SARS-CoV-2 infects host cells through the transmembrane angiotensin-converting enzyme 2 (ACE2) receptor, which is expressed in many organs and tissues such as the heart, lungs, and kidneys, including vascular endothelial cells [18, 19]. Emerging evidence has suggested that COVID-19 is associated with RAAS dysregulation, hyper-inflammation, and coagulation dysfunction endothelial dysfunction [20,21,22]. These mechanisms may all cause structural and functional changes in the microvascular circulation, resulting in deterioration in organ perfusion and metabolism and direct organ damage [8, 23]. In the heart, one of the organs connected to microvascular circulation, hemodynamics and metabolic homeostasis are regulated by the coronary microvasculature [8, 24]. In primary CMD without obstructive coronary artery disease, functional and structural abnormalities in the coronary microvasculature impair the vessels’ ability to increase myocardial blood flow and vasodilation function, leading to ischemia and angina if myocardial oxygen demand is increased [25]. SARS-Cov-2 causes the down-regulation of ACE-2, which is involved in the inactivation of angiotensin II; in addition, the hyperactivation of angiotensin II causes vasoconstriction, hypertrophy, fibrosis, and the release of reactive oxygen species [26]. Coronary microvessels can be damaged directly by SARS-CoV-2, hyper inflammation, ARDS-induced hypoxia, and autonomic nerve dysfunction, or indirectly due to damage to perivascular cells. Again, there may be occlusions in coronary microvessels due to atherosclerotic fragments and microthrombi [8]. In the study of Drakos et al., they proposed that decreased myocardial perfusion reserve might be due to coronary microvascular dysfunction. Furthermore, in a brief report, which included a small number of patients, in which CMD was evaluated as invasive, it was determined that ischemia detected in SPECT-MPI without functional and anatomical critical stenosis in the coronary arteries may be due to microvascular dysfunction and can be used as a prognostic factor for severe cardiac events [27]. Although we did not make an invasive evaluation for CMD in our study, increasing ischemia with MPI in the COVID-19 group might be due to CMD in patients without critical stenosis in CAG.
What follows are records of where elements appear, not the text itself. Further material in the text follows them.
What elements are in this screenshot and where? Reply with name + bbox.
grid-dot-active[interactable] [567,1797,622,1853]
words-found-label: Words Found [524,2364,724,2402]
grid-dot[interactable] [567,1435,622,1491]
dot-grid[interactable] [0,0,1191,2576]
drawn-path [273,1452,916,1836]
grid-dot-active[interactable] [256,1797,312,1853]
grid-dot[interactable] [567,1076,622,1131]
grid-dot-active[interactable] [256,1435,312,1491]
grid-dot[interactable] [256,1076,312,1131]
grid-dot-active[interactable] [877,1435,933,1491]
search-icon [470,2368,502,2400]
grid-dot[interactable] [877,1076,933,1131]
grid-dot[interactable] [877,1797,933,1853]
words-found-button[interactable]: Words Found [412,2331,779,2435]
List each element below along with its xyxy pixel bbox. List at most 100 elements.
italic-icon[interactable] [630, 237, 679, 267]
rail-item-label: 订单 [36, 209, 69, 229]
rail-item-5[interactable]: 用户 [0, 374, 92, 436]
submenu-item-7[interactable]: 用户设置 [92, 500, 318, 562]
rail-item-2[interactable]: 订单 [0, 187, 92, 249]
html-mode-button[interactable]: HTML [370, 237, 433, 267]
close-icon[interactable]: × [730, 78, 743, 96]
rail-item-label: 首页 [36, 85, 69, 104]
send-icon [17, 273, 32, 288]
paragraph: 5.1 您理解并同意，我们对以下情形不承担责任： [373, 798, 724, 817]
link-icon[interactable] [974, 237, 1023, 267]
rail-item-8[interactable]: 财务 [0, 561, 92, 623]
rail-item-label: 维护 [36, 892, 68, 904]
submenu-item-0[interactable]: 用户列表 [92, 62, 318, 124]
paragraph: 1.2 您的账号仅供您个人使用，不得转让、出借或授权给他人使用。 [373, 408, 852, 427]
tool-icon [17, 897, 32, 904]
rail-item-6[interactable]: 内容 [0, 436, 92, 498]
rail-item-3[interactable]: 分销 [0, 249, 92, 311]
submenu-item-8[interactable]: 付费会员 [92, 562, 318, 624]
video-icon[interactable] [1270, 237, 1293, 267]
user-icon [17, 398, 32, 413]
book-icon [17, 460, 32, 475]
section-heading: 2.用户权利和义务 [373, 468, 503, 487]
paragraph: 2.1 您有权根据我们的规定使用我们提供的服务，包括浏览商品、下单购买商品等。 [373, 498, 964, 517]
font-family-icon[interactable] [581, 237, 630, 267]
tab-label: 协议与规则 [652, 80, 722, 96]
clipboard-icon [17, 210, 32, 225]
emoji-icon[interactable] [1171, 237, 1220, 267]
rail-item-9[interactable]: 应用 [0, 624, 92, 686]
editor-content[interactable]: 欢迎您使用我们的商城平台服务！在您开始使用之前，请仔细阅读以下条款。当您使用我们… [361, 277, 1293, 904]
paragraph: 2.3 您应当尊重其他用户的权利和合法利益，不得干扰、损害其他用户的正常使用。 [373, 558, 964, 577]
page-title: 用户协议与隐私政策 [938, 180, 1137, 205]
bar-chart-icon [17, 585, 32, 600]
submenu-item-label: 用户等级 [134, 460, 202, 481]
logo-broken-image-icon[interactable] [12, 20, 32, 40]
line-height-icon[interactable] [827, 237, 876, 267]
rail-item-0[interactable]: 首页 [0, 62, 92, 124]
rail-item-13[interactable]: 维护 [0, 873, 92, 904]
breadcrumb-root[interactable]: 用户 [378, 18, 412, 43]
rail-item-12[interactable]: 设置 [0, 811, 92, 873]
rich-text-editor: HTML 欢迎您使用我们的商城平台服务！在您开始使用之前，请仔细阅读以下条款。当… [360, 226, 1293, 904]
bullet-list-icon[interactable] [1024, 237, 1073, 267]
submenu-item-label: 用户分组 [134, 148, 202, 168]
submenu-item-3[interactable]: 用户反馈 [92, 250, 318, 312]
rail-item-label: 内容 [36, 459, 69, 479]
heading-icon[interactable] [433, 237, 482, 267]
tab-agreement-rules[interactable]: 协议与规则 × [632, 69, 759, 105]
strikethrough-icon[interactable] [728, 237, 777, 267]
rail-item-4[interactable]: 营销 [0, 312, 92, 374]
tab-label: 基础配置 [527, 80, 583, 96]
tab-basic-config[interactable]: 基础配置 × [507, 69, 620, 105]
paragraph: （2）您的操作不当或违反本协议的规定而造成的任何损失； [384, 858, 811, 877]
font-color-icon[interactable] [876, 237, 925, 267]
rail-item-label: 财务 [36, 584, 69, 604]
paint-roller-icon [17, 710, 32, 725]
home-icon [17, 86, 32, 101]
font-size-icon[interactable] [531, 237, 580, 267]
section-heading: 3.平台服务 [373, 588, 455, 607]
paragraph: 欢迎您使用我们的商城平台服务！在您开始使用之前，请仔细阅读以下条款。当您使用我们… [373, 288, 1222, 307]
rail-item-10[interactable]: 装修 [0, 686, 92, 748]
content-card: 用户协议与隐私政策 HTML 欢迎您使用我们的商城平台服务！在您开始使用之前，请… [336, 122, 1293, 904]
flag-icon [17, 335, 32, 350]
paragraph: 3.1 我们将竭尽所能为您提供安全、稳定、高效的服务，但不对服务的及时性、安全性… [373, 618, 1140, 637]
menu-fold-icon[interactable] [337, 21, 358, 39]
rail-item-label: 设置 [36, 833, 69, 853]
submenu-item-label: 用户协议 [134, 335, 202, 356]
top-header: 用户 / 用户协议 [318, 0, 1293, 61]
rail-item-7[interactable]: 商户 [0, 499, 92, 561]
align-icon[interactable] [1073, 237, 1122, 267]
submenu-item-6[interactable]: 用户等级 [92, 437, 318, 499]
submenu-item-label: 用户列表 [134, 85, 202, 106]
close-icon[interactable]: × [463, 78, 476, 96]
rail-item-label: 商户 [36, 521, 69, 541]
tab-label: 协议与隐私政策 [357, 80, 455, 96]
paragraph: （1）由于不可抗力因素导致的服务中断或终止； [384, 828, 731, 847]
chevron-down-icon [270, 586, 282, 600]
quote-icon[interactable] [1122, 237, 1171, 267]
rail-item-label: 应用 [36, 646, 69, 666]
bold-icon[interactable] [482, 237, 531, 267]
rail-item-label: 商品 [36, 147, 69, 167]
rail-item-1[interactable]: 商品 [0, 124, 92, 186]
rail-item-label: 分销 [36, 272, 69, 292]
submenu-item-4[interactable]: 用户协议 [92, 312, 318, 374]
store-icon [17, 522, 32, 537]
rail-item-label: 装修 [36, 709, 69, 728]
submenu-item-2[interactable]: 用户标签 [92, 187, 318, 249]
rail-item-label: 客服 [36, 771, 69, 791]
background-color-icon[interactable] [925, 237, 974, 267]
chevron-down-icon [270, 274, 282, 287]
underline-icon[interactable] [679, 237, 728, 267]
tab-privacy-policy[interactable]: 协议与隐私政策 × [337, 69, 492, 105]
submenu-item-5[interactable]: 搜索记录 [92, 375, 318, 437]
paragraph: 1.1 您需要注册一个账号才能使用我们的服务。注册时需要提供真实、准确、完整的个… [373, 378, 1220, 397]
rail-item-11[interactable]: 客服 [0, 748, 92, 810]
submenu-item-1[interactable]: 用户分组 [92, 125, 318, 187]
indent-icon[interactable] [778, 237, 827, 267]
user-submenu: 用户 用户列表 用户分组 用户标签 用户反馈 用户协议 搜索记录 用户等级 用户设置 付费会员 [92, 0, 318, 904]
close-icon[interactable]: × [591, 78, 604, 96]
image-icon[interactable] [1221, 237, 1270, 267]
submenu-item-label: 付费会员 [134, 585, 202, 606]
Considering both our clinical practice and the results of previous studies, the number of patients presenting with chest pain and shortness of breath in the post–COVID-19 period is significant [5,6,7]. The symptoms in patients with ischemia in SPECT-MPI and no critical coronary stenosis on CAG suggest that we should be mindful of COVID-19 for risk assessment. CMD after the COVID-19 period is conceivable when assessing patients with chest pain or dyspnea during the chronic period. In patients with low/intermediate probability CAD, to exclude significant coronary stenosis, performing CCTA may reduce the need for invasive CAG, especially in patients with low TPD.

Conclusions

Ischemia rates were observed to be higher in MPI in COVID-19 patients compared to those in the non–COVID-19 group, and it was found that a confirmed prior COVID-19 infection could be a predictor of abnormal MPI. Symptoms such as chest pain and shortness of breath that occur in some patients in the post–COVID-19 period may be caused by CMD in patients with ischemia in MPI and without critical coronary stenosis.

Limitations

One of the most important limitations of the study is that it has a single-center and retrospective design. Other important limitations of the study include the inability to perform coronary angiography in all patients with ischemia in MPI due to patient preference and the decrease in interventional procedures due to the pandemic. In addition, we could not assess microvascular dysfunction invasively. Another limitation of the study is that it could not be included in the multivariable analysis due to the lack of family history data on coronary artery disease. Given that COVID-19 is determined by PCR positivity, the inability to identify patients who survived the disease asymptomatically or who had COVID-19 but were PCR negative is another limitation.